After the war, Mr. Dung extended his loyalty, and his skills as an artist, to Ho's Vietnamese Communist Party. For nearly three decades, he has been one of the Party's leading propaganda painters. He designs many of the stylistic billboards and banners that are everywhere in Vietnam, urging citizens to stay true to the socialist path.
But in the last 10 years, Mr. Dung has branched out. Now, he also sells his communist propaganda to curious Westerners for a profit.
"Nowadays, we have a market economy, and selling my paintings doesn't go against the policy of the country," he said. "If Uncle Ho was still alive, I'm sure he would approve."
The irony of a communist propagandist-turned-entrepreneur speaks volumes about life in today's Vietnam. In the capital Hanoi, streets bustle with commerce beneath the socialist hammer-and-sickle insignia. Souvenir shops, Internet cafes, even once-banned bars and nightclubs, all vie for business - more enthusiastically if the customers pay in dollars.
The transformation began in the mid-1980s, when the Communist Party announced economic reforms known as "doi moi", or renewal.
Before the reforms, private commerce was banned, and the nation's farmers lived in agricultural collectives that handled all business and financial transactions. But "doi moi" allowed farmers to sell their crops individually. After that, the Party extended the freedom to engage in private enterprise to other sectors of the economy.
Another of Vietnam's budding entrepreneurs is Bui Thi Duyen, who used to work for a state utility company. In 1995, she left her job and opened a silk clothing shop in Hanoi's Old Quarter, and also the Polite Pub, one of the capital's oldest bars.
"Now it is capitalism. You are free to develop and have a good business with no problem at all. Life is getting much better compared to the old times," said Bui Thi Duyen. "There were fewer goods with fewer styles, then. Now, people have better income and better living standard."
Vietnam took its cue on allowing a free market, while the government and party keep firm control over political affairs from the Chinese, who began to open up their economy in the early 1980s.
Hanoi calls its blend of communism and capitalism a "market-based socialist economy." On the street these days, it's hard to locate the socialist part at all.
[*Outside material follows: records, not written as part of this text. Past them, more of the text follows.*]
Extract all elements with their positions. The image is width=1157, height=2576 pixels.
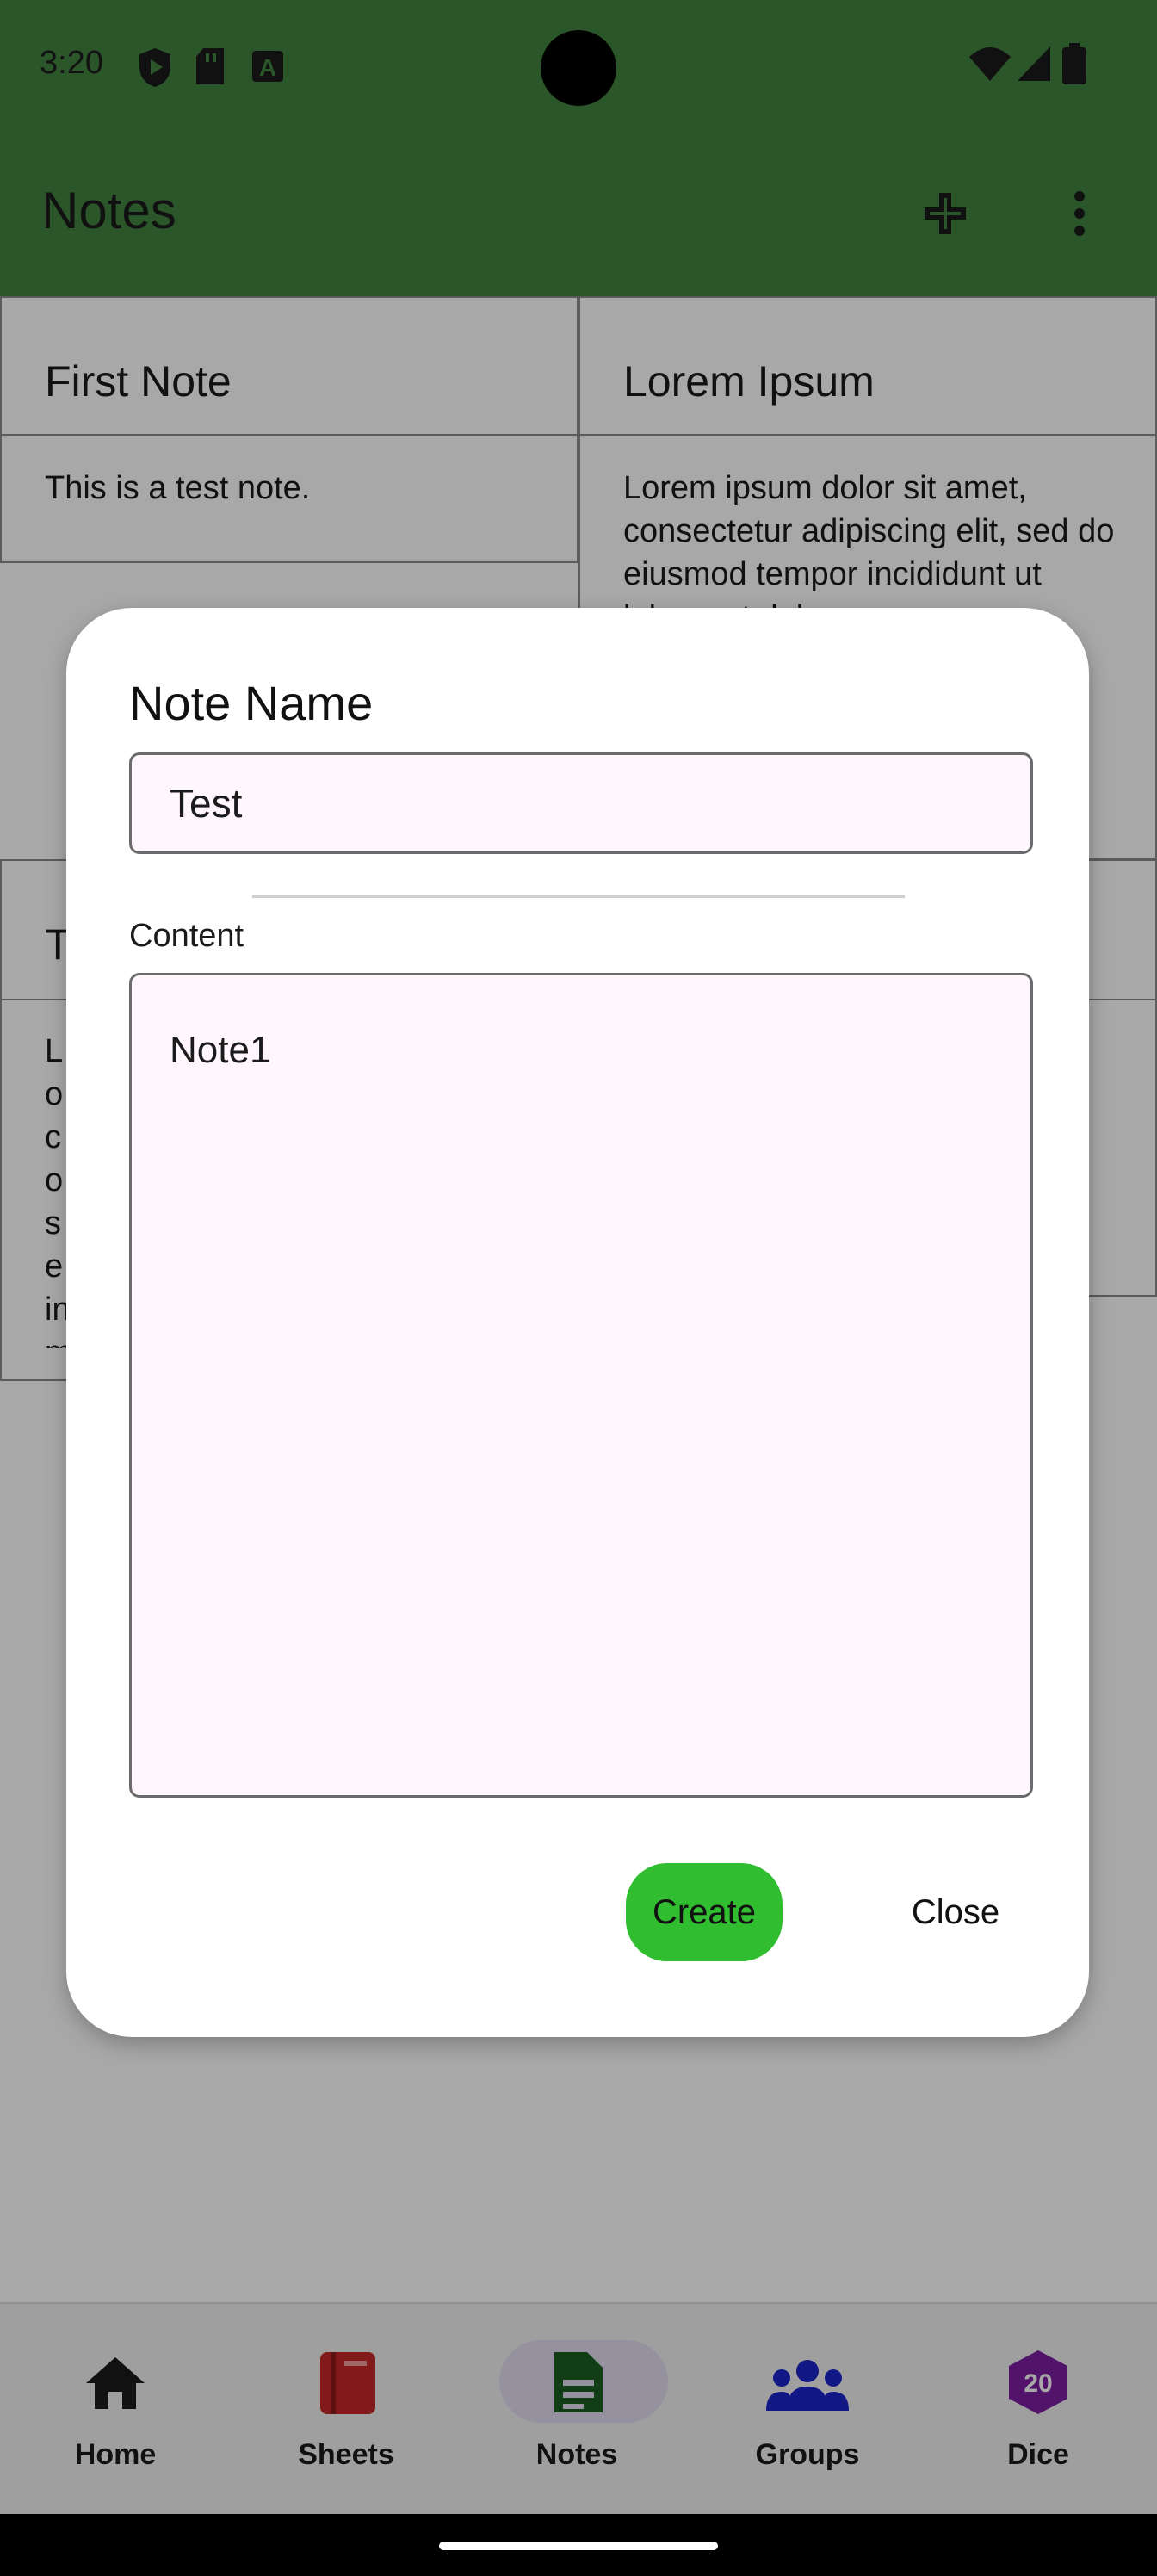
note-name-input[interactable]	[129, 752, 1033, 854]
dialog-title: Note Name	[129, 676, 374, 730]
content-label: Content	[129, 918, 244, 954]
note-content-textarea[interactable]: Note1	[129, 973, 1033, 1798]
create-button[interactable]: Create	[626, 1863, 783, 1961]
gesture-handle[interactable]	[439, 2542, 718, 2550]
close-button[interactable]: Close	[887, 1863, 1024, 1961]
dialog-divider	[252, 895, 905, 898]
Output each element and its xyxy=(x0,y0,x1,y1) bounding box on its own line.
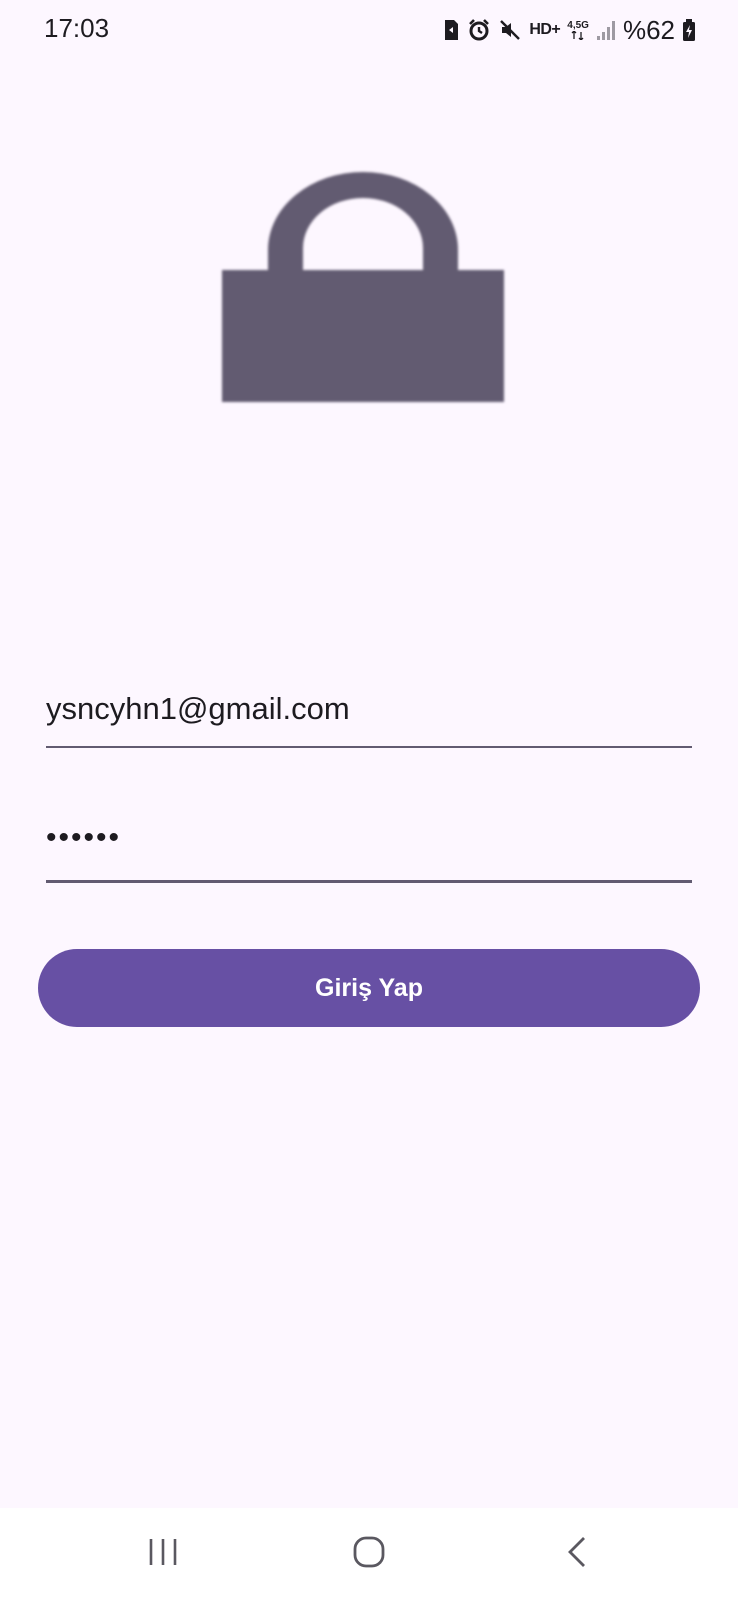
network-type-label: 4,5G xyxy=(567,19,589,31)
mute-icon xyxy=(498,18,522,42)
battery-percent: %62 xyxy=(622,14,675,45)
home-button[interactable] xyxy=(309,1508,429,1600)
status-bar: 17:03 HD+ 4,5G %62 xyxy=(0,0,738,60)
back-icon xyxy=(565,1535,589,1574)
lock-icon xyxy=(218,160,508,410)
home-icon xyxy=(352,1535,386,1574)
navigation-bar xyxy=(0,1508,738,1600)
email-input[interactable] xyxy=(46,686,692,732)
signal-icon xyxy=(596,19,616,41)
email-field[interactable] xyxy=(46,686,692,748)
password-input[interactable] xyxy=(46,814,692,862)
network-4-5g-icon: 4,5G xyxy=(567,19,589,40)
status-icons: HD+ 4,5G %62 xyxy=(442,14,696,46)
back-button[interactable] xyxy=(517,1508,637,1600)
alarm-icon xyxy=(467,18,491,42)
login-screen: 17:03 HD+ 4,5G %62 ysncyhn1@gmail.com Gi… xyxy=(0,0,738,1600)
status-time: 17:03 xyxy=(44,13,110,43)
login-button[interactable]: Giriş Yap xyxy=(38,949,700,1027)
password-field[interactable] xyxy=(46,814,692,883)
battery-icon xyxy=(682,18,696,42)
hd-plus-icon: HD+ xyxy=(529,21,561,38)
recents-button[interactable] xyxy=(103,1508,223,1600)
recents-icon xyxy=(146,1537,180,1572)
sim-icon xyxy=(442,18,460,42)
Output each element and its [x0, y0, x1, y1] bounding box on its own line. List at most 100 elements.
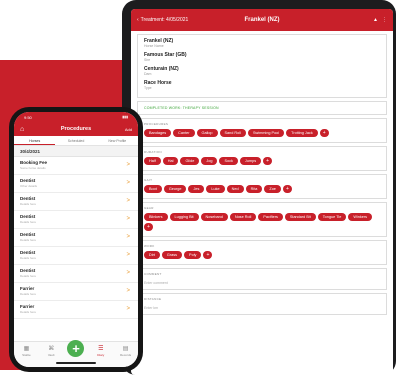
plus-icon[interactable]: +: [67, 340, 85, 357]
tab-horses[interactable]: Horses: [14, 136, 56, 145]
field-label: COMMENT: [144, 272, 162, 276]
chip[interactable]: Luke: [206, 185, 225, 193]
share-icon[interactable]: ▲: [373, 17, 378, 23]
chevron-left-icon: ‹: [137, 17, 139, 23]
chip[interactable]: Canter: [173, 129, 195, 137]
chip[interactable]: Tongue Tie: [317, 213, 347, 221]
phone-status-bar: 9:50 ▮▮▮: [14, 112, 138, 122]
add-chip-button[interactable]: +: [203, 251, 213, 259]
chip[interactable]: Trotting Jack: [286, 129, 318, 137]
list-item[interactable]: Dentist Details here >: [14, 265, 138, 283]
chip[interactable]: Hal: [162, 157, 179, 165]
add-chip-button[interactable]: +: [319, 129, 329, 137]
chip[interactable]: Standard Bit: [284, 213, 316, 221]
list-item[interactable]: Dentist Other details >: [14, 175, 138, 193]
add-chip-button[interactable]: +: [144, 223, 153, 231]
status-message: COMPLETED WORK: THERAPY SESSION: [137, 101, 387, 115]
chip[interactable]: Glide: [180, 157, 200, 165]
list-item[interactable]: Booking Fee Some horse details >: [14, 157, 138, 175]
more-icon[interactable]: ⋮: [382, 17, 387, 23]
list-item[interactable]: Dentist Details here >: [14, 211, 138, 229]
work-section: WORK Dirt Grass Poly +: [137, 240, 387, 265]
chip[interactable]: Poly: [184, 251, 202, 259]
phone-device: 9:50 ▮▮▮ ⌂ Procedures Add Horses Schedul…: [9, 107, 143, 372]
section-label: GAIT: [144, 178, 153, 182]
tabbar-vault[interactable]: ⌘ Vault: [39, 345, 64, 357]
chevron-right-icon: >: [126, 180, 130, 186]
tabbar-diary[interactable]: ☰ Diary: [88, 345, 113, 357]
chip[interactable]: Bandages: [144, 129, 172, 137]
list-item[interactable]: Dentist Details here >: [14, 247, 138, 265]
chip[interactable]: Winkers: [348, 213, 373, 221]
back-button[interactable]: ‹ Treatment: 4/05/2021: [137, 17, 188, 23]
section-label: DURATION: [144, 150, 162, 154]
chip[interactable]: Pacifiers: [258, 213, 283, 221]
chip[interactable]: Blinkers: [144, 213, 168, 221]
horse-info-item: Frankel (NZ) Horse Name: [144, 38, 380, 49]
horse-info-label: Horse Name: [144, 44, 164, 48]
chip[interactable]: Rita: [245, 185, 263, 193]
chip[interactable]: Boot: [144, 185, 162, 193]
section-label: GEAR: [144, 206, 154, 210]
chip[interactable]: Noseband: [200, 213, 228, 221]
horse-info-item: Centurain (NZ) Dam: [144, 66, 380, 77]
list-item[interactable]: Dentist Details here >: [14, 229, 138, 247]
chip[interactable]: Sock: [219, 157, 238, 165]
tabbar-label: Diary: [97, 353, 105, 357]
duration-section: DURATION Half Hal Glide Jog Sock Jumps +: [137, 146, 387, 171]
list-item[interactable]: Farrier Details here >: [14, 301, 138, 319]
procedures-section: PROCEDURES Bandages Canter Gallop Sand R…: [137, 118, 387, 143]
phone-tabs: Horses Scheduled New Profile: [14, 136, 138, 146]
horse-info-label: Dam: [144, 72, 152, 76]
horse-info-box: Frankel (NZ) Horse Name Famous Star (GB)…: [137, 34, 387, 98]
home-indicator: [56, 362, 96, 364]
phone-nav-bar: ⌂ Procedures Add: [14, 122, 138, 136]
tabbar-records[interactable]: ▤ Records: [113, 345, 138, 357]
chip[interactable]: Jog: [201, 157, 218, 165]
add-button[interactable]: Add: [125, 127, 132, 132]
field-placeholder: Enter km: [144, 306, 159, 310]
chevron-right-icon: >: [126, 162, 130, 168]
chip[interactable]: Dirt: [144, 251, 160, 259]
list-item[interactable]: Farrier Details here >: [14, 283, 138, 301]
chevron-right-icon: >: [126, 234, 130, 240]
horse-info-label: Type: [144, 86, 152, 90]
chip[interactable]: Gallop: [196, 129, 218, 137]
stable-icon: ▦: [23, 346, 30, 352]
field-placeholder: Enter comment: [144, 281, 168, 285]
chip[interactable]: Sand Roll: [219, 129, 246, 137]
tabbar-stable[interactable]: ▦ Stable: [14, 345, 39, 357]
list-item-subtitle: Details here: [20, 310, 37, 314]
tablet-screen: ‹ Treatment: 4/05/2021 Frankel (NZ) ▲ ⋮ …: [131, 9, 393, 375]
distance-field[interactable]: DISTANCE Enter km: [137, 293, 387, 315]
list-item-subtitle: Details here: [20, 256, 37, 260]
chip[interactable]: Lugging Bit: [169, 213, 199, 221]
tabbar-label: Stable: [22, 353, 31, 357]
add-chip-button[interactable]: +: [282, 185, 292, 193]
tab-scheduled[interactable]: Scheduled: [55, 136, 96, 145]
chevron-right-icon: >: [126, 270, 130, 276]
chip[interactable]: Nose Roll: [229, 213, 257, 221]
list-item-subtitle: Details here: [20, 220, 37, 224]
chevron-right-icon: >: [126, 252, 130, 258]
tab-new-profile[interactable]: New Profile: [97, 136, 138, 145]
chip[interactable]: George: [163, 185, 187, 193]
phone-screen: 9:50 ▮▮▮ ⌂ Procedures Add Horses Schedul…: [14, 112, 138, 367]
status-time: 9:50: [24, 114, 32, 120]
add-chip-button[interactable]: +: [263, 157, 273, 165]
home-icon[interactable]: ⌂: [20, 126, 24, 133]
comment-field[interactable]: COMMENT Enter comment: [137, 268, 387, 290]
list-item[interactable]: Dentist Details here >: [14, 193, 138, 211]
horse-info-item: Race Horse Type: [144, 80, 380, 91]
chip[interactable]: Swimming Pool: [247, 129, 285, 137]
chip[interactable]: Jumps: [239, 157, 262, 165]
chip[interactable]: Half: [144, 157, 161, 165]
tabbar-add[interactable]: +: [64, 340, 89, 357]
back-label: Treatment: 4/05/2021: [140, 17, 189, 23]
list-item-subtitle: Some horse details: [20, 166, 46, 170]
list-item-subtitle: Details here: [20, 292, 37, 296]
chip[interactable]: Grass: [161, 251, 183, 259]
chip[interactable]: Jes: [188, 185, 205, 193]
chip[interactable]: Zoe: [264, 185, 281, 193]
chip[interactable]: Ned: [226, 185, 244, 193]
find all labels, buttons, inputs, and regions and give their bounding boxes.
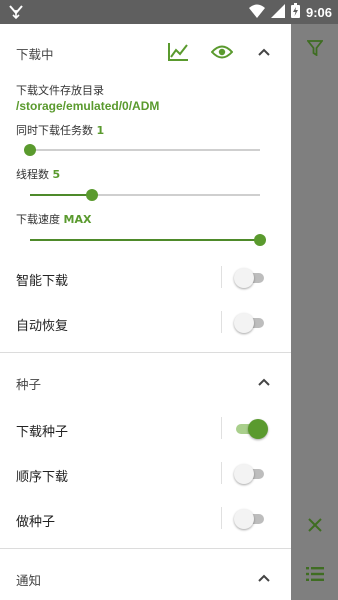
section-title-torrent: 种子 [16,377,42,392]
section-title-notification: 通知 [16,573,42,588]
tasks-value: 1 [96,124,105,137]
section-divider [0,352,291,353]
chevron-up-icon[interactable] [252,566,276,590]
tasks-slider-thumb[interactable] [24,144,36,156]
separator [221,417,222,439]
sequential-download-label: 顺序下载 [16,470,69,485]
status-bar: 9:06 [0,0,338,24]
chevron-up-icon[interactable] [252,370,276,394]
threads-label: 线程数 5 [16,168,61,181]
battery-icon [290,2,300,22]
chart-icon[interactable] [166,40,190,64]
download-torrent-label: 下载种子 [16,425,69,440]
status-time: 9:06 [305,4,332,20]
section-divider [0,548,291,549]
tasks-slider[interactable] [24,143,260,157]
separator [221,507,222,529]
folder-path[interactable]: /storage/emulated/0/ADM [16,99,159,113]
download-torrent-switch[interactable] [234,419,268,439]
threads-value: 5 [52,168,61,181]
wifi-icon [248,3,265,22]
smart-download-label: 智能下载 [16,274,69,289]
speed-slider-thumb[interactable] [254,234,266,246]
settings-panel: 下载中 下载文件存放目录 /storage/emulated/0/ADM 同时下… [0,24,291,600]
section-header-torrent[interactable]: 种子 [0,362,291,402]
section-header-notification[interactable]: 通知 [0,558,291,598]
section-header-downloading[interactable]: 下载中 [0,32,291,72]
download-status-icon [8,4,24,20]
tasks-label: 同时下载任务数 1 [16,124,105,137]
seeding-label: 做种子 [16,515,56,530]
side-toolbar [291,24,338,600]
eye-icon[interactable] [210,40,234,64]
seeding-switch[interactable] [234,509,266,529]
auto-resume-label: 自动恢复 [16,319,69,334]
threads-slider[interactable] [30,188,260,202]
auto-resume-switch[interactable] [234,313,266,333]
section-title-downloading: 下载中 [16,47,54,62]
separator [221,266,222,288]
smart-download-switch[interactable] [234,268,266,288]
close-icon[interactable] [291,509,338,541]
separator [221,311,222,333]
list-icon[interactable] [291,558,338,590]
signal-icon [270,3,285,22]
speed-label: 下载速度 MAX [16,213,92,226]
folder-label: 下载文件存放目录 [16,84,104,97]
separator [221,462,222,484]
chevron-up-icon[interactable] [252,40,276,64]
threads-slider-thumb[interactable] [86,189,99,201]
sequential-download-switch[interactable] [234,464,266,484]
speed-slider[interactable] [30,233,266,247]
speed-value: MAX [63,213,92,226]
filter-icon[interactable] [291,32,338,64]
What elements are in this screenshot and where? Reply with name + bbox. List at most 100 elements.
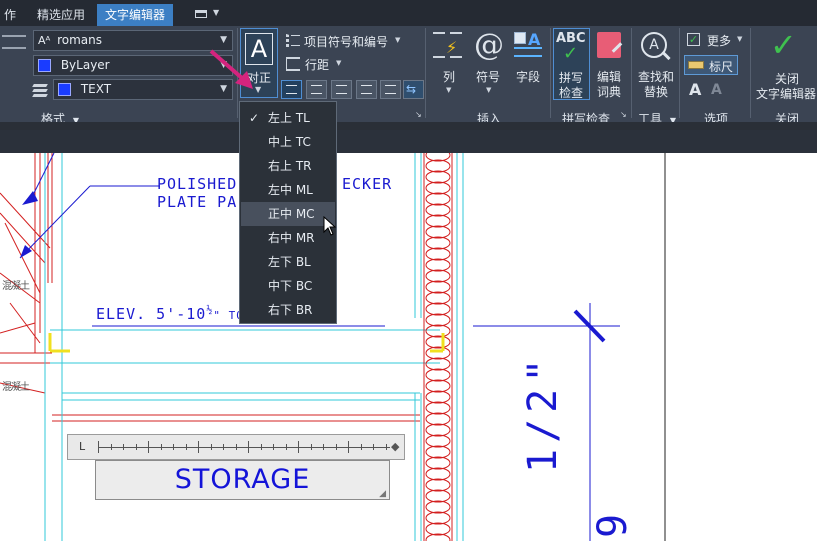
storage-text[interactable]: STORAGE — [175, 464, 311, 495]
ribbon-options-button[interactable]: ▼ — [190, 6, 222, 22]
chevron-down-icon: ▼ — [336, 59, 342, 67]
insulation-loop — [425, 302, 451, 316]
more-label: 更多 — [707, 34, 732, 48]
resize-handle-icon[interactable]: ◢ — [379, 489, 387, 499]
ruler-tick — [273, 444, 274, 450]
ruler-tick — [298, 441, 299, 453]
menu-item-ml[interactable]: 左中 ML — [241, 178, 335, 202]
ruler-tick — [160, 444, 162, 450]
insulation-loop — [425, 203, 451, 217]
spell-check-button[interactable]: ABC ✓ 拼写 检查 — [553, 28, 590, 100]
justify-text-button[interactable] — [356, 80, 377, 99]
insulation-loop — [425, 346, 451, 360]
layer-value: TEXT — [80, 82, 112, 96]
mtext-editor-box[interactable]: STORAGE ◢ — [95, 460, 390, 500]
menu-item-tl[interactable]: ✓ 左上 TL — [241, 106, 335, 130]
abc-check-icon: ABC ✓ — [556, 31, 586, 64]
decrease-font-button[interactable]: A — [711, 82, 731, 102]
color-swatch — [38, 59, 51, 72]
distribute-button[interactable] — [380, 80, 401, 99]
autocad-window: { "tabs": ["作", "精选应用", "文字编辑器"], "forma… — [0, 0, 817, 541]
drawing-canvas[interactable]: 混凝土 混凝土 POLISHED ECKER PLATE PA ELEV. 5'… — [0, 153, 817, 541]
ruler-track — [98, 447, 390, 448]
ruler-width-handle-icon[interactable]: ◆ — [391, 440, 399, 453]
ruler-tick — [185, 444, 187, 450]
menu-item-bc[interactable]: 中下 BC — [241, 274, 335, 298]
dict-label-2: 词典 — [597, 85, 622, 99]
window-icon — [195, 10, 207, 18]
elevation-text: ELEV. 5'-10½" TO — [96, 305, 244, 323]
ruler-tick — [323, 444, 324, 450]
increase-font-button[interactable]: A — [689, 80, 709, 100]
insulation-loop — [425, 291, 451, 305]
insulation-loop — [425, 335, 451, 349]
columns-icon: ⚡ — [433, 32, 463, 60]
spell-dialog-launcher-icon[interactable]: ↘ — [620, 110, 627, 119]
ruler-tick — [148, 441, 149, 453]
color-combo[interactable]: ByLayer ▼ — [33, 55, 233, 76]
ruler-tick — [285, 444, 287, 450]
justify-icon — [361, 85, 372, 94]
insulation-loop — [425, 214, 451, 228]
note-text-line1b: ECKER — [342, 175, 393, 193]
symbol-button[interactable]: @ 符号 ▼ — [472, 28, 506, 96]
ruler-tick — [110, 444, 112, 450]
dictionary-icon — [597, 32, 623, 58]
menu-item-mr[interactable]: 右中 MR — [241, 226, 335, 250]
insulation-loop — [425, 401, 451, 415]
insulation-loop — [425, 269, 451, 283]
chevron-down-icon: ▼ — [395, 36, 401, 44]
field-button[interactable]: A 字段 — [512, 30, 546, 90]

There are still some holdovers from the old command-economy days. Ramesh Adhikari, an economist with the Asian Development Bank, says the more than 2,000 state-owned companies, ranging from oil production to clothing factories, mean that Vietnam is not fully capitalist.
"It is moving toward a capitalist or market-based economy, but at the moment it may as well be characterized as a mixed economy. It's a bit of both," he described.
Still, there's no doubt Vietnamese have taken to private enterprise wholeheartedly. Nearly 50,000 privately owned businesses sprung up within two years after a new law, which eased restrictions on commercial enterprises, was passed in 2000.
Specialty shops now sell once forbidden imports like shortwave radios and satellite dishes. Laborers who once toiled in government collectives now flock to factories that supply to foreign companies such as Nike and The Gap.
And though foreigners are still banned from key sectors such as oil, the government recently lifted restrictions on overseas investment and products in other areas of the economy.
With Vietnam hoping to join the World Trade Organization later this year, it will likely be opening up more of its market to private enterprise, and even foreign competition. Thirty years after the communists won the Vietnam War, it increasingly looks like capitalism is winning the peace.